June 16, 2008 —
Several months ago, we told you about the controversy surrounding Pepsi's youth marketing efforts in Mexico, where childhood obesity rates have been rising at alarming rates recently. The same trends hold true in many other Latin American countries, and other parts of the world that have only recently become inundated with cheap, high-fat, high-sugar junk foods produced by companies like PepsiCo. Now, it would appear that Coke and Pepsi are ready to enter a mutual disarmament pact of sorts, taking the first steps to put an end toward the marketing of junk food towards kids worldwide.
At the end of May, Coca-Cola Co. and PepsiCo quietly agreed to voluntarily adopt the International Council of Beverages' Guidelines on Marketing to Children. The guidelines—which are an extension of a 2006 agreement to stop marketing in schools and product placement within children's entertainment—suggest an international end to advertising geared towards any audience composed mostly of children, whether it be TV, print, internet, or radio.

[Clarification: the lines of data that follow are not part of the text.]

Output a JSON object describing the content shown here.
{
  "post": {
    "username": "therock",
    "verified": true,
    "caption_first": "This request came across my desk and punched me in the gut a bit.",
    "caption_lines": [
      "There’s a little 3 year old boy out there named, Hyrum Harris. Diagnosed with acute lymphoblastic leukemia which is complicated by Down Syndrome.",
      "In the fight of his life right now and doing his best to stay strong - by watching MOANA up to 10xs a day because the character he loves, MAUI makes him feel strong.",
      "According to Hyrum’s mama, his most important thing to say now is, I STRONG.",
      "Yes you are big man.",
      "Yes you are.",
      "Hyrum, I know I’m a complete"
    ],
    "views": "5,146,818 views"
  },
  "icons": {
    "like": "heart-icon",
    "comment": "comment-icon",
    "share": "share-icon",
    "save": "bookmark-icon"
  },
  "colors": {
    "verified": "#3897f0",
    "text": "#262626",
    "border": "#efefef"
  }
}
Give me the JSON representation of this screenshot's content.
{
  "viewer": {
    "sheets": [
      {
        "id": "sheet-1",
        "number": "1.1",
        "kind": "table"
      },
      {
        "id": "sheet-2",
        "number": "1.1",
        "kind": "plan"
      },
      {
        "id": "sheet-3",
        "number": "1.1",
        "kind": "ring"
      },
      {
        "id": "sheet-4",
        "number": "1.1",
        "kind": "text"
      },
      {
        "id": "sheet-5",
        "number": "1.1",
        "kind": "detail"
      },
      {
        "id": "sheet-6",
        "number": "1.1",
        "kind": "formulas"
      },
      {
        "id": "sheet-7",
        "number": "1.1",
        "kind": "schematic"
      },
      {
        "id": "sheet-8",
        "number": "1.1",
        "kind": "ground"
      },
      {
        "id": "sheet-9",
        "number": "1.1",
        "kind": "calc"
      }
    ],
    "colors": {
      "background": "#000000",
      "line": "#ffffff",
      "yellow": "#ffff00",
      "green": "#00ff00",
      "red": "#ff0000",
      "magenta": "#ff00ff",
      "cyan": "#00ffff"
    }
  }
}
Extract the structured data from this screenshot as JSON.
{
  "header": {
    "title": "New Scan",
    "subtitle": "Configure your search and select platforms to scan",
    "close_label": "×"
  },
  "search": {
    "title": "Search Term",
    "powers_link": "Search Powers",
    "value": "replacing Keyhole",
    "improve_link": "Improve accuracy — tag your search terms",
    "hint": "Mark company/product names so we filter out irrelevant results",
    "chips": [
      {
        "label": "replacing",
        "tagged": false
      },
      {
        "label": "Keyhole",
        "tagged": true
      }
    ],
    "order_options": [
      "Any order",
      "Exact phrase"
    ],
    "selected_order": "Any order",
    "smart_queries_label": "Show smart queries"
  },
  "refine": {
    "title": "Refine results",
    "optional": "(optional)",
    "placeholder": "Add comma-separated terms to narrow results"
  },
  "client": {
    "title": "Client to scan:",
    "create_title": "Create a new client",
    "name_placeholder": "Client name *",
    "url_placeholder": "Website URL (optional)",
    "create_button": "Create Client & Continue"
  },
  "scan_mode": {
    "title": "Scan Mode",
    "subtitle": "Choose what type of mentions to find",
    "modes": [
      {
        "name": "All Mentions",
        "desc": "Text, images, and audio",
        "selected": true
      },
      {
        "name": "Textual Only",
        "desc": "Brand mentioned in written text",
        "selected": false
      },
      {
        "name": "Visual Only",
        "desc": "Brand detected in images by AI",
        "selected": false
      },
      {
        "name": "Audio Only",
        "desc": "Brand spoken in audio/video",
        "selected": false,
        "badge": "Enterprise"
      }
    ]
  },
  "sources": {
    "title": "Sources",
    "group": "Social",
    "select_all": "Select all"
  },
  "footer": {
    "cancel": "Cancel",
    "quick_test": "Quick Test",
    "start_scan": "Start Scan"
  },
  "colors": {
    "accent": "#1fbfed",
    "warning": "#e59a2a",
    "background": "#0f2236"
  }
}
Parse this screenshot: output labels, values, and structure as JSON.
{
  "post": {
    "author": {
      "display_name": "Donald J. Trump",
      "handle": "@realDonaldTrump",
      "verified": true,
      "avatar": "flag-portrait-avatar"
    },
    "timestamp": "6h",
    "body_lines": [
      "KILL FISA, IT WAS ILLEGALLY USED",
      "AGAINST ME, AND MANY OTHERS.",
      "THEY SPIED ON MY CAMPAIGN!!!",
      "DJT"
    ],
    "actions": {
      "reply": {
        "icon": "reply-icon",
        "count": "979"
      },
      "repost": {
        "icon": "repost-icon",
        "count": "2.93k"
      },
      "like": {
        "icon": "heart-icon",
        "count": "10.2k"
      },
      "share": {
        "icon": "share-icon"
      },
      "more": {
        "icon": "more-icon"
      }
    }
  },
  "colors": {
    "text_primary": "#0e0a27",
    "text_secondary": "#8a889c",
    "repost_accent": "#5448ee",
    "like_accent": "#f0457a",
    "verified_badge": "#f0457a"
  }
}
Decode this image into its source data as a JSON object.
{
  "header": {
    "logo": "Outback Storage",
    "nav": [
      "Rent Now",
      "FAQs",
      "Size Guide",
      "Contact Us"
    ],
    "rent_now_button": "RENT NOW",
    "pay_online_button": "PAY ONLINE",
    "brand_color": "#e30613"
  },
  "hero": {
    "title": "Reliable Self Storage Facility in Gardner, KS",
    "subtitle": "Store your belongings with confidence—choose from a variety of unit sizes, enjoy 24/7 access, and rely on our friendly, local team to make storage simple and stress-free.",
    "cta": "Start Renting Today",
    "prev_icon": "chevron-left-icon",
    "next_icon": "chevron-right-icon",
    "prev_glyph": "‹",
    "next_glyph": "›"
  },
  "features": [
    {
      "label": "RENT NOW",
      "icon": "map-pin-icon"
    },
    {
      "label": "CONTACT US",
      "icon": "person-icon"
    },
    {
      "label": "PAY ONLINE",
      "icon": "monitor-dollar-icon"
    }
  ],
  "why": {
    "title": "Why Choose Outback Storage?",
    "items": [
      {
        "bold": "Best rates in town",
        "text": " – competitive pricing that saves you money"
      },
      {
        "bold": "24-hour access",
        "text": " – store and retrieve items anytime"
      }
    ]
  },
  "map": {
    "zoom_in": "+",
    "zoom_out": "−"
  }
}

In the fast food world, McDonalds has already taken the lead in altering its products and youth marketing efforts to promote a healthier lifestyle to kids, but few of its competitors have followed. It will be interesting to see whether a partnership between the two cola powers has more of an effect on their competitors, and whether it births further efforts to reverse the damage that the junk food industry has done to childhood health in the past.